Congratulations! You have won an all expense paid trip to the beach for a week during the summer! You’ll be staying in a five star hotel right on the beach and can take one guest with you. The only catch is that no one can have any phones, cameras, or electronic devices!

Do you want to go?

Seems like a silly question, of course I would go – but nowadays people are so obsessed with taking pictures and videos while on a vacation that they only experience it by looking through their phone camera.

Every proud mother wants to take a video of her daughter’s first ballet performance, so she focuses the camera in on her child and watches her dance around the stage through a 3 centimeter-wide circle. Yes, the memory will be in the camera’s memory as wide screen, but in the mother’s mind, her daughter’s first performance is through a tiny circle.

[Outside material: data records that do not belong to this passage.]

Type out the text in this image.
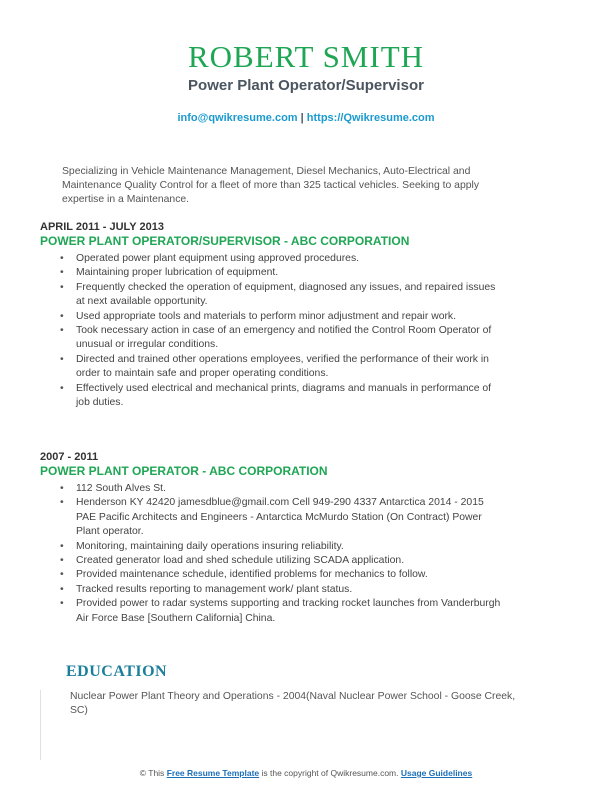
ROBERT SMITH
Power Plant Operator/Supervisor
info@qwikresume.com | https://Qwikresume.com
Specializing in Vehicle Maintenance Management, Diesel Mechanics, Auto-Electrical and Maintenance Quality Control for a fleet of more than 325 tactical vehicles. Seeking to apply expertise in a Maintenance.
APRIL 2011 - JULY 2013
POWER PLANT OPERATOR/SUPERVISOR - ABC CORPORATION
• Operated power plant equipment using approved procedures.
• Maintaining proper lubrication of equipment.
• Frequently checked the operation of equipment, diagnosed any issues, and repaired issues at next available opportunity.
• Used appropriate tools and materials to perform minor adjustment and repair work.
• Took necessary action in case of an emergency and notified the Control Room Operator of unusual or irregular conditions.
• Directed and trained other operations employees, verified the performance of their work in order to maintain safe and proper operating conditions.
• Effectively used electrical and mechanical prints, diagrams and manuals in performance of job duties.
2007 - 2011
POWER PLANT OPERATOR - ABC CORPORATION
• 112 South Alves St.
• Henderson KY 42420 jamesdblue@gmail.com Cell 949-290 4337 Antarctica 2014 - 2015 PAE Pacific Architects and Engineers - Antarctica McMurdo Station (On Contract) Power Plant operator.
• Monitoring, maintaining daily operations insuring reliability.
• Created generator load and shed schedule utilizing SCADA application.
• Provided maintenance schedule, identified problems for mechanics to follow.
• Tracked results reporting to management work/ plant status.
• Provided power to radar systems supporting and tracking rocket launches from Vanderburgh Air Force Base [Southern California] China.
EDUCATION
Nuclear Power Plant Theory and Operations - 2004(Naval Nuclear Power School - Goose Creek, SC)
© This Free Resume Template is the copyright of Qwikresume.com. Usage Guidelines
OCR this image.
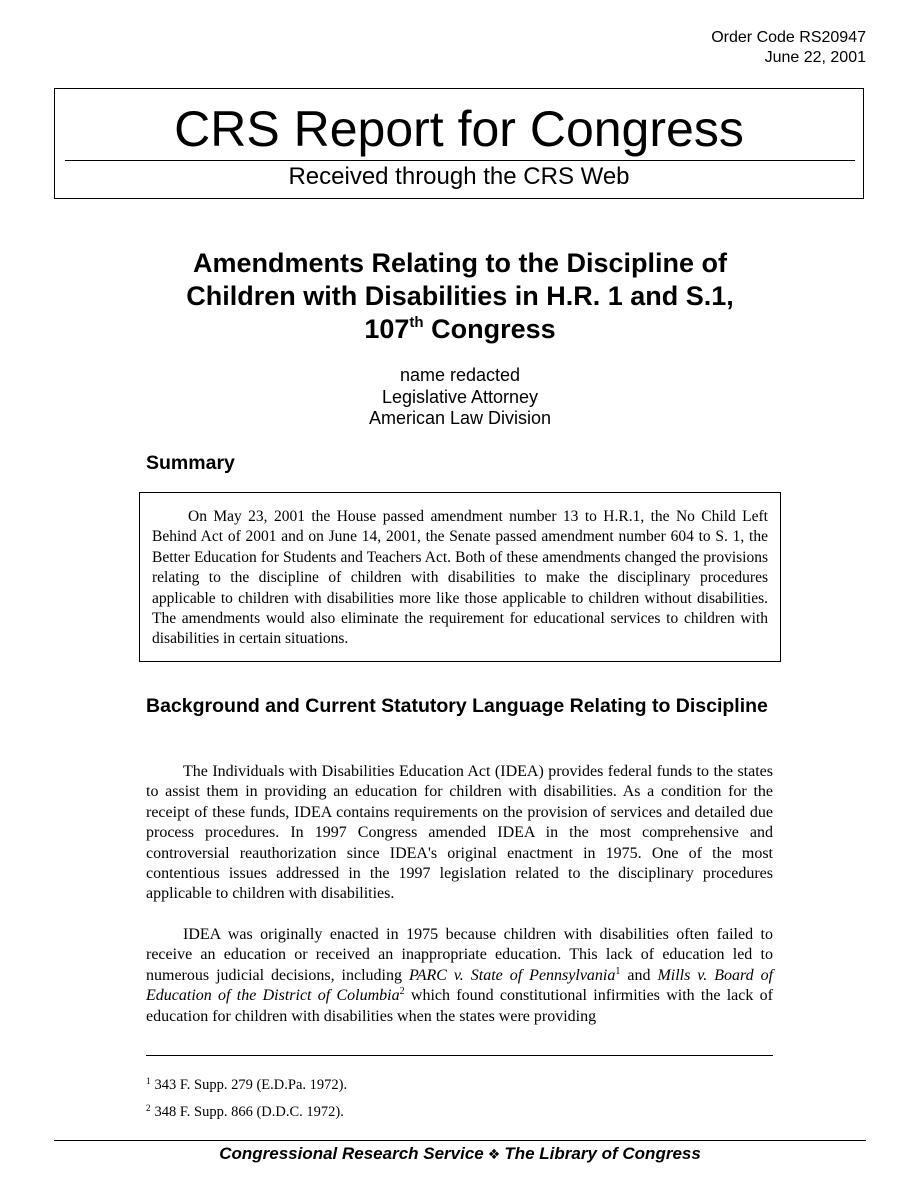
Order Code RS20947
June 22, 2001
CRS Report for Congress
Received through the CRS Web
Amendments Relating to the Discipline of
Children with Disabilities in H.R. 1 and S.1,
107th Congress
name redacted
Legislative Attorney
American Law Division
Summary
On May 23, 2001 the House passed amendment number 13 to H.R.1, the No Child Left Behind Act of 2001 and on June 14, 2001, the Senate passed amendment number 604 to S. 1, the Better Education for Students and Teachers Act. Both of these amendments changed the provisions relating to the discipline of children with disabilities to make the disciplinary procedures applicable to children with disabilities more like those applicable to children without disabilities. The amendments would also eliminate the requirement for educational services to children with disabilities in certain situations.
Background and Current Statutory Language Relating to Discipline

The Individuals with Disabilities Education Act (IDEA) provides federal funds to the states to assist them in providing an education for children with disabilities. As a condition for the receipt of these funds, IDEA contains requirements on the provision of services and detailed due process procedures. In 1997 Congress amended IDEA in the most comprehensive and controversial reauthorization since IDEA's original enactment in 1975. One of the most contentious issues addressed in the 1997 legislation related to the disciplinary procedures applicable to children with disabilities.

IDEA was originally enacted in 1975 because children with disabilities often failed to receive an education or received an inappropriate education. This lack of education led to numerous judicial decisions, including PARC v. State of Pennsylvania$^1$ and Mills v. Board of Education of the District of Columbia$^2$ which found constitutional infirmities with the lack of education for children with disabilities when the states were providing

$^1$ 343 F. Supp. 279 (E.D.Pa. 1972).
$^2$ 348 F. Supp. 866 (D.D.C. 1972).
Congressional Research Service ❖ The Library of Congress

Teenagers do the same thing. I often find myself doing it as well that when I’m at a concert, videotaping my favorite song and watching it through my phone instead of putting the phone away and experiencing the moment while it’s happening. Instead of dancing and singing along to the artist, I stand still holding my phone to make sure I get a good quality shot.

Or, when I hang out with friends, we say, “We need to take a picture so I can post it on Instagram.” While hanging out with friends or at a party, many teenage girls are simply thinking about which picture to Instagram or tweet or put in their Snapchat story. If they deny it, then there’s a good chance they’re lying.

It has become so natural for teenagers to constantly be thinking of social media that we now do it subconsciously.

We are the Selfie Generation. We are known for taking photos all the time. And it’s not a bad thing to take selfies or videos and post on Instagram, but it has gotten to the point that people will only view their friends through camera lenses because so many pictures are taken.

Everyone wants to capture the moment and remember it forever, but when you only see the trees through the lenses, you lose sight of the whole forest.